Eoin Reeves: In late December 2009 the Irish Times reported that High Court judge (Mr Justice Liam McKechnie) ruled that Dublin’s four local authorities had breached competition law by abusing their dominant position in the household waste collection market in a bid to remove rival private operators. According to the Irish Times:
“Mr Justice Liam McKechnie today quashed a variation to the Dublin region waste management plan whereby only the councils, or contractors appointed by them, could collect household waste”.
A number of interesting issues arise from this particular ruling.
First, according to the Irish Times (December 21st) the judge stated that the actions of the local authorities:
“substantially strengthen the position of the local authorities and substantially influence the structure of the market to the detriment of competition.”
My understanding is that the local authorities sought to exercise more control over the waste collection market by putting contract(s) for waste collection out to competitive tender. The successful bidder would then enjoy monopoly rights to collect waste in accordance with a written contract. This would replace the current system where private operators such as Panda and Greenstar collect waste on the basis of permits (not contracts) issued by the local authorities. These private collectors then compete against each other for customers. Would the change to competitive tendering influence the structure of the market to the detriment of competition as the judge stated?
In my view this argument is very questionable and I have strong reservations about the soundness of the judgement (as reported in the media). It is not clear that the judge has made the distinction between competition in the market and competition for the market.
When the privatisation of refuse collection services came into vogue in the Great Britain in the late 1980s the proponents of privatisation argued that the benefits of competition could be reaped via competitive tendering (competition for the market) and that this was an efficient substitute for competition in the market. In terms of cost efficiency they were proved correct with a host of empirical studies demonstrating that significant costs savings (between 15%-20% on average) were made by moving from direct public provision to private provision after competitive tendering (notwithstanding issues in relation to deterioration of working conditions etc). A key point was that the competitive tension inherent in the tendering process was the key to efficiency gains. These gains were not attributable to privatisation per se. This was evident in cases where local authorities won contracts and also delivered cost savings after competitive tendering.

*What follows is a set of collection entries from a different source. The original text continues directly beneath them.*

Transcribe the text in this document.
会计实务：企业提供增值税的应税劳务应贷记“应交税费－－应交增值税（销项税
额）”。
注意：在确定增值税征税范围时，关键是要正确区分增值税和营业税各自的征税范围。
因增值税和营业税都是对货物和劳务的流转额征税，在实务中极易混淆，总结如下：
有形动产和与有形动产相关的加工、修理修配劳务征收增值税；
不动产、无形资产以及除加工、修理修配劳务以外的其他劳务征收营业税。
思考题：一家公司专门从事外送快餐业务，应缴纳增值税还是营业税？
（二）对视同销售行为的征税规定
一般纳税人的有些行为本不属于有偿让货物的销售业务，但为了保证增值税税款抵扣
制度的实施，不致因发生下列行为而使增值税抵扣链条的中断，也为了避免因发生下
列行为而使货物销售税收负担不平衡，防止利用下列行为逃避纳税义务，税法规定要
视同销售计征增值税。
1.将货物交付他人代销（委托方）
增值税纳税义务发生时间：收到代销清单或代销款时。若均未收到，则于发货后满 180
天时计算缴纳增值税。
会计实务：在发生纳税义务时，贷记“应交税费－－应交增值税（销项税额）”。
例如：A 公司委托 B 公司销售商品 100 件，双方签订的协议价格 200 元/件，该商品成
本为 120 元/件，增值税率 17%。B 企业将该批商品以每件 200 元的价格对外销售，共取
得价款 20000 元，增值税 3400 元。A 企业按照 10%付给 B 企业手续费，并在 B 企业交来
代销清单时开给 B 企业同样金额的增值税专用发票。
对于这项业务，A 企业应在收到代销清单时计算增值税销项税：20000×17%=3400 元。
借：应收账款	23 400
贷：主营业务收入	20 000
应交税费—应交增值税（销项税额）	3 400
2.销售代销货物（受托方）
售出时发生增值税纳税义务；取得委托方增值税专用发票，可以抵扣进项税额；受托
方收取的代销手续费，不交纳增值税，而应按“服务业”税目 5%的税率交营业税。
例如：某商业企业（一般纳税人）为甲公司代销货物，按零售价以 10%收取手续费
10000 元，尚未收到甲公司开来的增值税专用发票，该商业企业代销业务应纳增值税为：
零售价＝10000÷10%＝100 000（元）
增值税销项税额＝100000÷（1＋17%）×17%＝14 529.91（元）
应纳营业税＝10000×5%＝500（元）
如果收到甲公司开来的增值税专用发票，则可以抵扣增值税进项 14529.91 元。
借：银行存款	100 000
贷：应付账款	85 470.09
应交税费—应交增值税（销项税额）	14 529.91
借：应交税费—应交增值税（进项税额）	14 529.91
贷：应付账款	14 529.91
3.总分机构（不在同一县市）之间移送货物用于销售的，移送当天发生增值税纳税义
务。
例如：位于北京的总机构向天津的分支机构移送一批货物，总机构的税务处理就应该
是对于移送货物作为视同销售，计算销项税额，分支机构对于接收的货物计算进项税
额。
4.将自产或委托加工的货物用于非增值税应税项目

For a service like refuse collection the argument for competitive tendering is compelling in terms of cost savings. Moreover, the nature of the service is straightforward so writing and enforcing contracts should not be problematic. The contract serves as an instrument for regulating a market where externalities are potentially significant (e.g. illegal dumping in the face of prices set by the private sector) and where market concentration can emerge as dominant private operators squeeze out rivals. The implication of the ‘McKechnie ruling’ is that a market free-for-all is necessary if arrangements are not to be anti-competitive. This results in a light-touch form of regulation compared to contracting out.
It is interesting the note that the Competition Authority has examined this issue in a document published in 2005. Mr. Paul Gorecki, who was then Director of the Monopolies Division in The Competition Authority summarised the findings of the report as follows
“The market for household waste collection is not working well for consumers. Competition law is neither an appropriate or effective remedy in this case. However extensive international experience demonstrates that competitive tendering is the best method of ensuring that household waste collection providers deliver consumers good service at competitive prices.”
Assuming that Dublin’s local authorities were indeed seeking to replace a permit system with competitive tendering there are serious question around the economic reasoning behind the McKechnie ruling.
Some other issues arose from this ruling. These concern the PPP contract for the Poolbeg Incinerator as well as the role of consultants and their influence in shaping public policy. I hope to return to these issues in later posts.
Eoin Reeves is head of the Department of Economics at UL and Director of the Privatisation and PPP Research Group. His research interests lie primarily in the economics of infrastructure and the public-private mix in public service delivery. This includes issues such as privatisation, liberalisation, and different forms of private sector participation in the delivery of public services.
Eoin has published a number of economic studies of such reforms in edited books and international peer-reviewed journals. These include analysis of the privatisation of state owned enterprises (Annals of Public and Co-operative Economics, Telecommunications Policy), employee share ownership in the context of privatisation (Economic and Industrial Democracy, Employee Relations), contracting out public services (Economic and Social Review), PPP in schools (Public Administration, Public Money and Management) and PPP in Water Services (Economic and Social Review). He recently co-authored a book titled Privatisation in Ireland – Lessons from a European Economy.